Now well respected coach Lendl has had his say, but feels the discussion at the moment has been affected by ‘politics’ due to the saga surrounding Djokovic’s vaccination status. He told Croatian channel Nova TV: “The only thing I regret a little bit is that the fight is somehow affected by politics at the moment because of the vaccination issue.
“I only hope that in 20 years we won’t look at it through that prism, that we won’t be sure who is the greatest because of politics.” The Serbian’s jab status ensured he missed this year’s Australian Open in January, which was won by Spanish star Nadal, which saw him become the sport’s most succesful Grand Slam champion ahead of Djokovic and Federer.
Lendl believes that if Djokovic is the man to come away with the most Grand Slam crowns despite his vaccine stance, then the discussion surrounding who is best will be answered. The former coach went on: “If Novak wins the most Grand Slams despite that, I think we will have an answer.

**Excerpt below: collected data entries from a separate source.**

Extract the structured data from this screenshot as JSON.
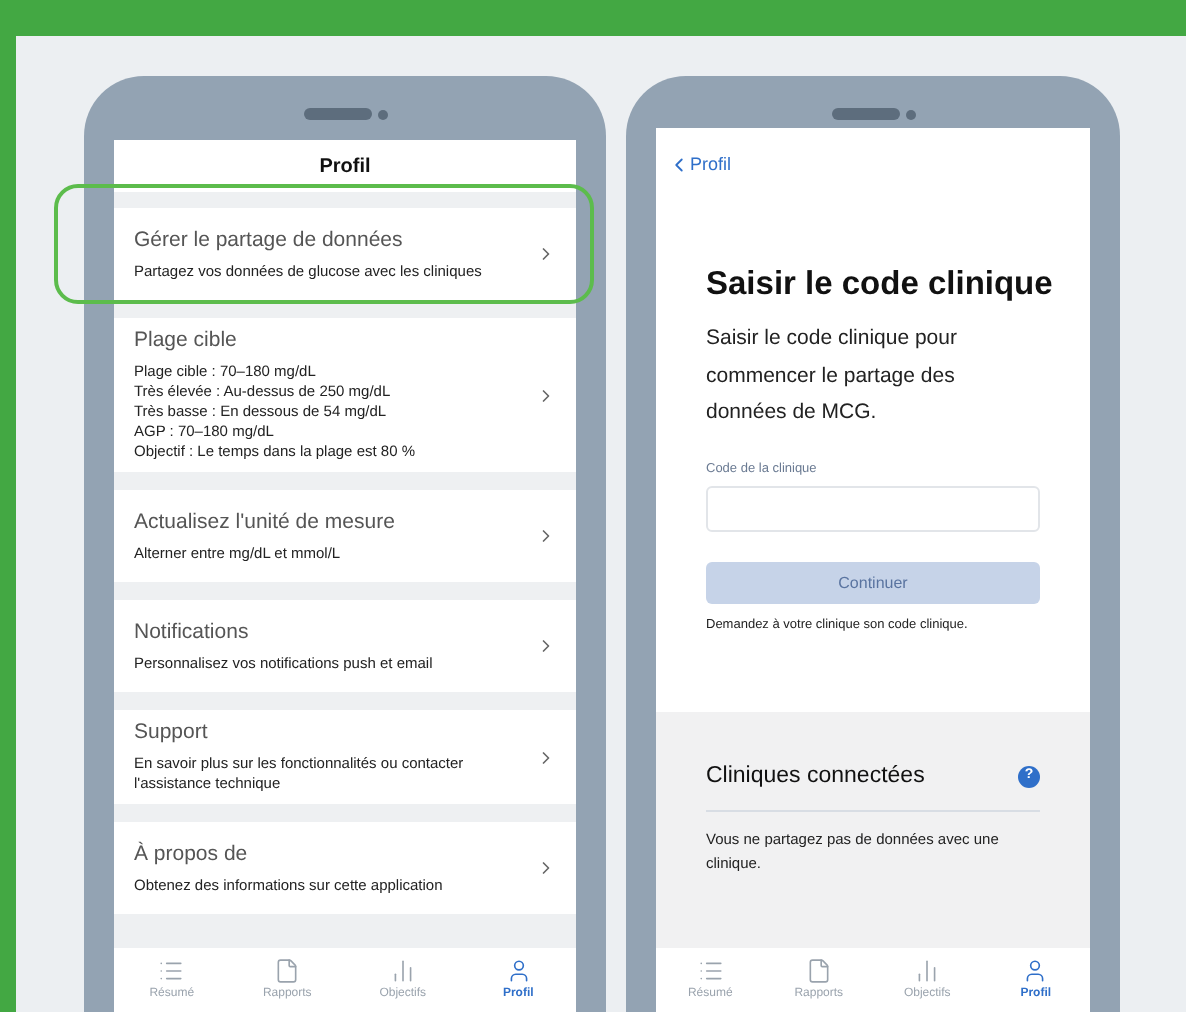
{
  "left_screen": {
    "header_title": "Profil",
    "items": [
      {
        "title": "Gérer le partage de données",
        "lines": [
          "Partagez vos données de glucose avec les cliniques"
        ],
        "highlighted": true
      },
      {
        "title": "Plage cible",
        "lines": [
          "Plage cible : 70–180 mg/dL",
          "Très élevée : Au-dessus de 250 mg/dL",
          "Très basse : En dessous de 54 mg/dL",
          "AGP : 70–180 mg/dL",
          "Objectif : Le temps dans la plage est 80 %"
        ],
        "highlighted": false
      },
      {
        "title": "Actualisez l'unité de mesure",
        "lines": [
          "Alterner entre mg/dL et mmol/L"
        ],
        "highlighted": false
      },
      {
        "title": "Notifications",
        "lines": [
          "Personnalisez vos notifications push et email"
        ],
        "highlighted": false
      },
      {
        "title": "Support",
        "lines": [
          "En savoir plus sur les fonctionnalités ou contacter l'assistance technique"
        ],
        "highlighted": false
      },
      {
        "title": "À propos de",
        "lines": [
          "Obtenez des informations sur cette application"
        ],
        "highlighted": false
      }
    ],
    "tab_bar": [
      {
        "label": "Résumé",
        "kind": "list",
        "selected": false
      },
      {
        "label": "Rapports",
        "kind": "file",
        "selected": false
      },
      {
        "label": "Objectifs",
        "kind": "chart",
        "selected": false
      },
      {
        "label": "Profil",
        "kind": "user",
        "selected": true
      }
    ]
  },
  "right_screen": {
    "back_link": "Profil",
    "title": "Saisir le code clinique",
    "description": "Saisir le code clinique pour commencer le partage des données de MCG.",
    "field": {
      "label": "Code de la clinique"
    },
    "button": {
      "label": "Continuer",
      "disabled": true
    },
    "hint": "Demandez à votre clinique son code clinique.",
    "connected": {
      "title": "Cliniques connectées",
      "help": "?",
      "message": "Vous ne partagez pas de données avec une clinique."
    },
    "tab_bar": [
      {
        "label": "Résumé",
        "kind": "list",
        "selected": false
      },
      {
        "label": "Rapports",
        "kind": "file",
        "selected": false
      },
      {
        "label": "Objectifs",
        "kind": "chart",
        "selected": false
      },
      {
        "label": "Profil",
        "kind": "user",
        "selected": true
      }
    ]
  }
}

“If Rafa wins one more title, I think he will have to answer the question about the vaccination and the fact that Novak could not play. And I don’t think that’s fair.” Lendl does believe though that an answer on who is best can only be given when all three players have retired. “That story is not over yet. It will be finished when all three say goodbye,” he added.
“At the moment, Roger seems to be out of it, because he hasn’t played for a long time and he is the oldest. It is fascinating to watch and follow, not only for people from the tennis world, but for everyone else, spectators, fans.”
There is not much to split the three greats in the Grand Slam winners table, with Nadal’s wins at the Australian and French Open putting him on 22, Djokovic’s victory at Wimbledon last month mvoing him to 21 and Federer sitting one back on 20. With the trio neck-and-neck in the race, Lendl hopes that when retirement does come around one of them finishes in front outright.
He commented: “I’d actually like to see someone have a two, three, four title advantage at the top. I don’t care who it is, I don’t have a favourite. Just for the sake of answering that question, to be clear, and not to say ‘if this man could play, maybe it would be different, your record is not that good’. That is not fair”.